LA TRIBUNE - 170 drones, 110 missiles balistiques, 30 missiles de croisière tirés depuis l'Iran dans la nuit du samedi 14 avril... La capacité d'armement de Téhéran interroge sur les effets réels des sanctions américaines imposées depuis 1979, date de la révolution iranienne et de l'arrivée du régime islamique. Ces sanctions sont-elles suffisantes ?

DJAMCHID ASSADI - Oui, certainement, elles ont été efficaces. Mais il est légitime de se demander pourquoi les sanctions des Occidentaux n'ont pas fait tomber le régime islamique. En réalité, ce ne sont pas des sanctions qui font tomber un régime politique, c'est toujours l'oeuvre d'une alternative politique. Le régime islamique s'est toutefois énormément affaibli. Pour preuve, dans les statistiques officielles, entre 1 et 2 Iraniens sur trois vivent aujourd'hui sous le seuil de pauvreté. Près de 50% des diplômés des universités sont sur le point de quitter le pays définitivement, selon un centre d'étude spécialisé en immigration qui s'apparente à l'université de Sharif (avant la révolution l'université Aryamehr). Ce centre a été toléré mais il subit des pressions aujourd'hui. Aussi, le rial (la devise nationale) s'est effondré. Au moment de la révolution islamique, il y a trente ans, le taux de change était à 70 rials contre 1 dollar. Aujourd'hui, le cours s'échange à 70.000 rials contre 1 dollar. Les sanctions se sont ajoutées à une économie déjà en faillite. L'Iran islamique a coupé les ponts avec l'économie mondialisée. Mais, je le rappelle, aucun régime politique ne tombe tout seul, on le fait tomber.

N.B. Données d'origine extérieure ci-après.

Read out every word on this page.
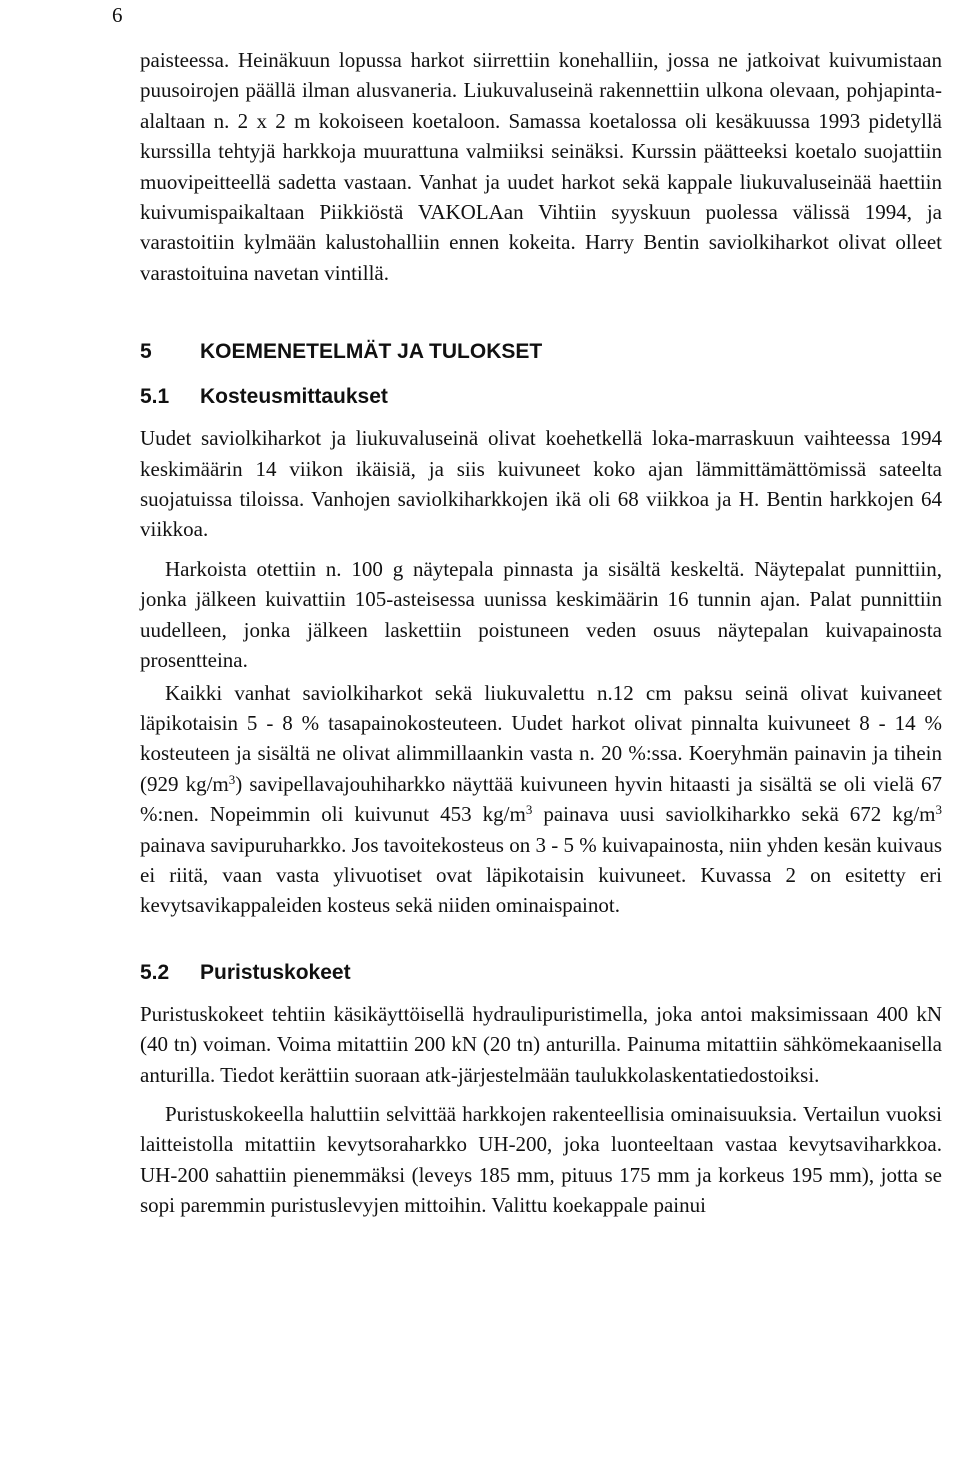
6

paisteessa. Heinäkuun lopussa harkot siirrettiin konehalliin, jossa ne jatkoivat kuivumistaan puusoirojen päällä ilman alusvaneria. Liukuvaluseinä rakennettiin ulkona olevaan, pohjapinta-alaltaan n. 2 x 2 m kokoiseen koetaloon. Samassa koetalossa oli kesäkuussa 1993 pidetyllä kurssilla tehtyjä harkkoja muurattuna valmiiksi seinäksi. Kurssin päätteeksi koetalo suojattiin muovipeitteellä sadetta vastaan. Vanhat ja uudet harkot sekä kappale liukuvaluseinää haettiin kuivumispaikaltaan Piikkiöstä VAKOLAan Vihtiin syyskuun puolessa välissä 1994, ja varastoitiin kylmään kalustohalliin ennen kokeita. Harry Bentin saviolkiharkot olivat olleet varastoituina navetan vintillä.

5 KOEMENETELMÄT JA TULOKSET
5.1 Kosteusmittaukset

Uudet saviolkiharkot ja liukuvaluseinä olivat koehetkellä loka-marraskuun vaihteessa 1994 keskimäärin 14 viikon ikäisiä, ja siis kuivuneet koko ajan lämmittämättömissä sateelta suojatuissa tiloissa. Vanhojen saviolkiharkkojen ikä oli 68 viikkoa ja H. Bentin harkkojen 64 viikkoa.

Harkoista otettiin n. 100 g näytepala pinnasta ja sisältä keskeltä. Näytepalat punnittiin, jonka jälkeen kuivattiin 105-asteisessa uunissa keskimäärin 16 tunnin ajan. Palat punnittiin uudelleen, jonka jälkeen laskettiin poistuneen veden osuus näytepalan kuivapainosta prosentteina.

Kaikki vanhat saviolkiharkot sekä liukuvalettu n.12 cm paksu seinä olivat kuivaneet läpikotaisin 5 - 8 % tasapainokosteuteen. Uudet harkot olivat pinnalta kuivuneet 8 - 14 % kosteuteen ja sisältä ne olivat alimmillaankin vasta n. 20 %:ssa. Koeryhmän painavin ja tihein (929 $kg/m^3$) savipellavajouhiharkko näyttää kuivuneen hyvin hitaasti ja sisältä se oli vielä 67 %:nen. Nopeimmin oli kuivunut 453 $kg/m^3$ painava uusi saviolkiharkko sekä 672 $kg/m^3$ painava savipuruharkko. Jos tavoitekosteus on 3 - 5 % kuivapainosta, niin yhden kesän kuivaus ei riitä, vaan vasta ylivuotiset ovat läpikotaisin kuivuneet. Kuvassa 2 on esitetty eri kevytsavikappaleiden kosteus sekä niiden ominaispainot.

5.2 Puristuskokeet

Puristuskokeet tehtiin käsikäyttöisellä hydraulipuristimella, joka antoi maksimissaan 400 kN (40 tn) voiman. Voima mitattiin 200 kN (20 tn) anturilla. Painuma mitattiin sähkömekaanisella anturilla. Tiedot kerättiin suoraan atk-järjestelmään taulukkolaskentatiedostoiksi.

Puristuskokeella haluttiin selvittää harkkojen rakenteellisia ominaisuuksia. Vertailun vuoksi laitteistolla mitattiin kevytsoraharkko UH-200, joka luonteeltaan vastaa kevytsaviharkkoa. UH-200 sahattiin pienemmäksi (leveys 185 mm, pituus 175 mm ja korkeus 195 mm), jotta se sopi paremmin puristuslevyjen mittoihin. Valittu koekappale painui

Il reste pourtant encore la capacité de fabriquer des armes, dont des drones, en quantité industrielle...

Les capacités du régime islamique sont similaires à celles de la Russie, voire à celles de l'URSS à l'époque. A qui vend l'Iran sur le marché libre ? L'Iran commerce éventuellement avec la Russie et la Syrie... Mais aujourd'hui, ces Etats ne sont plus que des régimes totalitaires qui investissent beaucoup dans l'armement et la puissance militaire pour sauver la face sur la scène internationale. Pratiquement 98% des drones qui ont été envoyés vers Israël ont été arrêtés avant même leur destination. Cela montre bien leur inefficacité et certains sont même tombés en Iran. Cette inefficacité dans l'armement se vérifie aussi dans l'économie. L'Iran est une puissance militaire mais cette attaque contre Israêl a été pratiquement inutile. Le régime voulait simplement sauver les apparences auprès des ses "proxys" dans la région (les groupes liés à l'Iran, le Hezbollah et les Houthis, des milices armées en Irak et en Jordanie, NDLR). D'ailleurs, lorsqu'un pays veut surprendre avec une attaque, il est plutôt rare de prévenir son ennemi. L'armement de l'Iran est certes extensible mais il n'est pas fort. Même si, bien sûr, les chars du régime font des morts, l'efficacité n'est pas la même.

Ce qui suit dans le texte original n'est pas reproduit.